“I have read your advice to so many of the other sex that I hope you will be good-natured enough to help a man out with his troubles. I am very much in love with a young lady who, I am sure, thinks more of me than she does of any one else, but whenever I talk of marriage she either changes the subject or else jests about it. I cannot seem to make her understand that I am serious. Can’t you give me a word of advice?

“Edward.”

We are very glad to help Edward or any others of the sterner sex with their troubles. Very probably the young woman of your desire realizes perfectly that you are in earnest, but wants to become convinced of her own sincerity before she lets you talk to her seriously about matrimony. We think she must be a very level-headed young woman, and if you can win her affection and marry her you may feel that you have secured a prize. The girl or woman who is slow to decide upon so serious a matter as marriage is far more to be esteemed than those who take the step hastily and unthinkingly.

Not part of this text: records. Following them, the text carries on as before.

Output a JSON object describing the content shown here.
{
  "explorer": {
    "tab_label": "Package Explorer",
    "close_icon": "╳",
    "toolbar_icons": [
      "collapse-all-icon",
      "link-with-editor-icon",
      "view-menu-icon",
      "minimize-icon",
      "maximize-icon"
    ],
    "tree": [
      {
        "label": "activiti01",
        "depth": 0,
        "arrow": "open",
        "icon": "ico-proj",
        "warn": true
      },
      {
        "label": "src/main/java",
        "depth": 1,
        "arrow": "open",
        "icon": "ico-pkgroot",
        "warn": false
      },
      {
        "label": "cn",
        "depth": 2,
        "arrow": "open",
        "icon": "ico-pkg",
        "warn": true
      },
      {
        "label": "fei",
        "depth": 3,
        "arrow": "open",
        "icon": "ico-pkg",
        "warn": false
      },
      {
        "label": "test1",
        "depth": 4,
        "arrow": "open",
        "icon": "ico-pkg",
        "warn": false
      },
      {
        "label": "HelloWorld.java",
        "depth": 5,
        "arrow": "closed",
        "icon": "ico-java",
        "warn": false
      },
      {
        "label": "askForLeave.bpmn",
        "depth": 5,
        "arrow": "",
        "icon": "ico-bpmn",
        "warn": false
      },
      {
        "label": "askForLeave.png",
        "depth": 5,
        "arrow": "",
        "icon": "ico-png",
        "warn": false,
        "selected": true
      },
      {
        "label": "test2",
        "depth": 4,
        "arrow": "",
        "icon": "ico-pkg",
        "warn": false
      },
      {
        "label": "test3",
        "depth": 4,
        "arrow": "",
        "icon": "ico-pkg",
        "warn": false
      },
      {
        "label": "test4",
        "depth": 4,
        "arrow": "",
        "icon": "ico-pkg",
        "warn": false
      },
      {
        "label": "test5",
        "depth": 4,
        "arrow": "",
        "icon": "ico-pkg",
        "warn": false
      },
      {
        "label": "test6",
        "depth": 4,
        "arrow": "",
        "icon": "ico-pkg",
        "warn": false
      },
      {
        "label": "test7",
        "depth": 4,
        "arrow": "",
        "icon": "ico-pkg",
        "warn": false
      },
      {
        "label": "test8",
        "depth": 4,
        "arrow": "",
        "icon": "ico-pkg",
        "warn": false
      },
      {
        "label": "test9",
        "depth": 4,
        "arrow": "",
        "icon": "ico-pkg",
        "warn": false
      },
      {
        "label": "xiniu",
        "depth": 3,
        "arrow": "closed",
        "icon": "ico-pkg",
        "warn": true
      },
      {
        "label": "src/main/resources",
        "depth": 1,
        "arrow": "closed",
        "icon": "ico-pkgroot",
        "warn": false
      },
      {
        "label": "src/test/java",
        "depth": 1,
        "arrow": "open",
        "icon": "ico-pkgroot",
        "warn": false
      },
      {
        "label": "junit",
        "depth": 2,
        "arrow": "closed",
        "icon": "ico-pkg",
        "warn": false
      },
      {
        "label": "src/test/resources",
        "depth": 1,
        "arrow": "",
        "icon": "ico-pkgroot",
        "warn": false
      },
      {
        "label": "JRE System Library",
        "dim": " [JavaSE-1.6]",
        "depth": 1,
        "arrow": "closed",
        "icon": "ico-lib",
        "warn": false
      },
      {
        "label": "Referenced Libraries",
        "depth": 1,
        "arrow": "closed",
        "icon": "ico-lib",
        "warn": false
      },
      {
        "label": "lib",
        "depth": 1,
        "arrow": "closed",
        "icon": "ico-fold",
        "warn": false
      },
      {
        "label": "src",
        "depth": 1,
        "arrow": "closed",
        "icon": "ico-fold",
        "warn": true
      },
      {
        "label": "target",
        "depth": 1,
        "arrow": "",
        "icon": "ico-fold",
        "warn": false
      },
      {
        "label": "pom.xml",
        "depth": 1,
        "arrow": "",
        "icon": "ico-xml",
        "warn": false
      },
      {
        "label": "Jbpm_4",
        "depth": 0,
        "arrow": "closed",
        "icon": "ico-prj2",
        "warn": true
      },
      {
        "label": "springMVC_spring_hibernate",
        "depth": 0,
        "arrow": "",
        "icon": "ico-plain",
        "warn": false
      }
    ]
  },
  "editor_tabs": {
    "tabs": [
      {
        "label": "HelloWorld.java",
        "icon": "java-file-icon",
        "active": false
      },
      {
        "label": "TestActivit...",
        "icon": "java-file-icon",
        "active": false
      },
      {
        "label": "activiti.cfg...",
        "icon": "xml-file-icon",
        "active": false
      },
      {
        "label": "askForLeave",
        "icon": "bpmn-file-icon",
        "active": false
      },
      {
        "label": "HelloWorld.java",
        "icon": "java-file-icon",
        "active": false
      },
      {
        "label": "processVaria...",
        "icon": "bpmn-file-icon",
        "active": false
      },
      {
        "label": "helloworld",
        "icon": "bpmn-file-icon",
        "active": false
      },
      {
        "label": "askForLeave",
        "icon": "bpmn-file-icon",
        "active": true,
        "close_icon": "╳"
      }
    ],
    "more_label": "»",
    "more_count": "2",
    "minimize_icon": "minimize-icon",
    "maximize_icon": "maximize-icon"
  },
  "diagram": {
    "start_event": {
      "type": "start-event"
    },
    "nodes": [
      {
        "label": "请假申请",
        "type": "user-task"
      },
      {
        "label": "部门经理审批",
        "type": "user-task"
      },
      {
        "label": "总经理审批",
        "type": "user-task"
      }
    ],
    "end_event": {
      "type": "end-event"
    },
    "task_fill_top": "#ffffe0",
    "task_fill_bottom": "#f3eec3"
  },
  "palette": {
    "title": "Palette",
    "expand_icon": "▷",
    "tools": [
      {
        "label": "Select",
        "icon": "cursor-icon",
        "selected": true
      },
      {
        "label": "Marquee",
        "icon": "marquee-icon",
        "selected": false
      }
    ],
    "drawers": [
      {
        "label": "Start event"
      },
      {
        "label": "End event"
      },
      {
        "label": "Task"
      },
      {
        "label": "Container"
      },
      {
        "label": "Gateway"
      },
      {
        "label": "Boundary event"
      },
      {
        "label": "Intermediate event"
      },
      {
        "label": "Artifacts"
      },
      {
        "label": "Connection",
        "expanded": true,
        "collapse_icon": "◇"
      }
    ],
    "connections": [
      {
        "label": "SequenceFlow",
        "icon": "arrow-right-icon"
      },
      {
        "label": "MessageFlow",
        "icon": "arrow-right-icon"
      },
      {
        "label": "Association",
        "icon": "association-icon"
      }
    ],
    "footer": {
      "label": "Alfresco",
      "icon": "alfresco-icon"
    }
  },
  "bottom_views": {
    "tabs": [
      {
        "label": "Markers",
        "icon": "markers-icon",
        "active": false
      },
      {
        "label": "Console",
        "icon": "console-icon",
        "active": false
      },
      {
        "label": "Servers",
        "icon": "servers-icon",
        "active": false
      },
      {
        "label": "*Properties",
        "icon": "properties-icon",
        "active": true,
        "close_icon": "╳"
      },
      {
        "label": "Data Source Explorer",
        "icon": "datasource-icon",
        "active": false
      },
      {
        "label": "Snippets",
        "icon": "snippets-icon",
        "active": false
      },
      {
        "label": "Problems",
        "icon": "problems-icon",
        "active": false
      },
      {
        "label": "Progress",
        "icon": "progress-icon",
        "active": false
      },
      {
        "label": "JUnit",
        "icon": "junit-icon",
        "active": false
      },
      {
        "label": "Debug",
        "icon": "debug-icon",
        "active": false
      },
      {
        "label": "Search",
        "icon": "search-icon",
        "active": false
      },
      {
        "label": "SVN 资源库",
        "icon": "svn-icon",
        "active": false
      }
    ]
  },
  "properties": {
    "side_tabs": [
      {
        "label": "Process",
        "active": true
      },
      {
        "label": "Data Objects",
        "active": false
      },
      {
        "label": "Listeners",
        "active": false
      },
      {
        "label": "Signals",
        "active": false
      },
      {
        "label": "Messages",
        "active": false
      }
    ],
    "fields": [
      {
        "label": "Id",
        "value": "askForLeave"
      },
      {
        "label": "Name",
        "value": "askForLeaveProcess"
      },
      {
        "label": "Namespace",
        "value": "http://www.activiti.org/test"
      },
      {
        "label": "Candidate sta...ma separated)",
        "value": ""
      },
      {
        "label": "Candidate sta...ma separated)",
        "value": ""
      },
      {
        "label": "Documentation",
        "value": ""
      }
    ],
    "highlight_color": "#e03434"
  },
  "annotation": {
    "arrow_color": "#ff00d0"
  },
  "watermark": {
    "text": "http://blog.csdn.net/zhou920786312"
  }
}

“Your kind advice to others has made me bold enough to ask your help for myself, for I am terribly perplexed. My fiance went to the Philippines with his regiment over a year ago, and we have corresponded ever since. Of course, I think a great deal of him, but about six months ago I met a fellow who has been awfully attentive to me and who now wants me to marry him. Do you think it would be doing very wrong for me to break off my engagement and marry this other fellow, who says he loves me very much indeed?

“Mabel K.”

We don’t envy either of your lovers very much, Mabel. A girl whose nature is as fickle as yours is not fit to be the fiancee or the wife of one of Uncle Sam’s brave boys in blue, and if the absence of one man and the presence of another works so great a change in your feelings we doubt whether you would relish Grace Shirley’s opinion of your actions. We think that your soldier lover would be well rid of you. The men who are defending the honor of their country deserve women of honor for wives and sweethearts—women whose devotion will not grow less because of absence, and to whom the attentions of other men will be no temptation to forget their lovers over the sea.


“While my betrothed and I are truly fond of each other, we always quarrel over one subject. He does not like me to play on the piano at all when he is here, but wants me to devote all the time to him. Sometimes I have no chance to practice during the day, and am obliged to do so in the evening. As I expect to have to provide my own pin money at least in this way after marriage, I do not feel that I should give up my entire evenings to conversation. Do you think I ought to do so?”

The man who is not able to provide his wife with pin money has no right to ask a woman to marry him. Since he has done so, and you have accepted him, you ought clearly to make him understand that your cultivation of your talent is a necessity because of his inability to provide you with what every woman has a right to expect from her husband. No woman ought to marry a man who cannot support her or who expects that she will have to earn her own pin money. We are sorry that you are engaged to one of so little manliness and capacity, and you should think a long time before binding yourself irrevocably.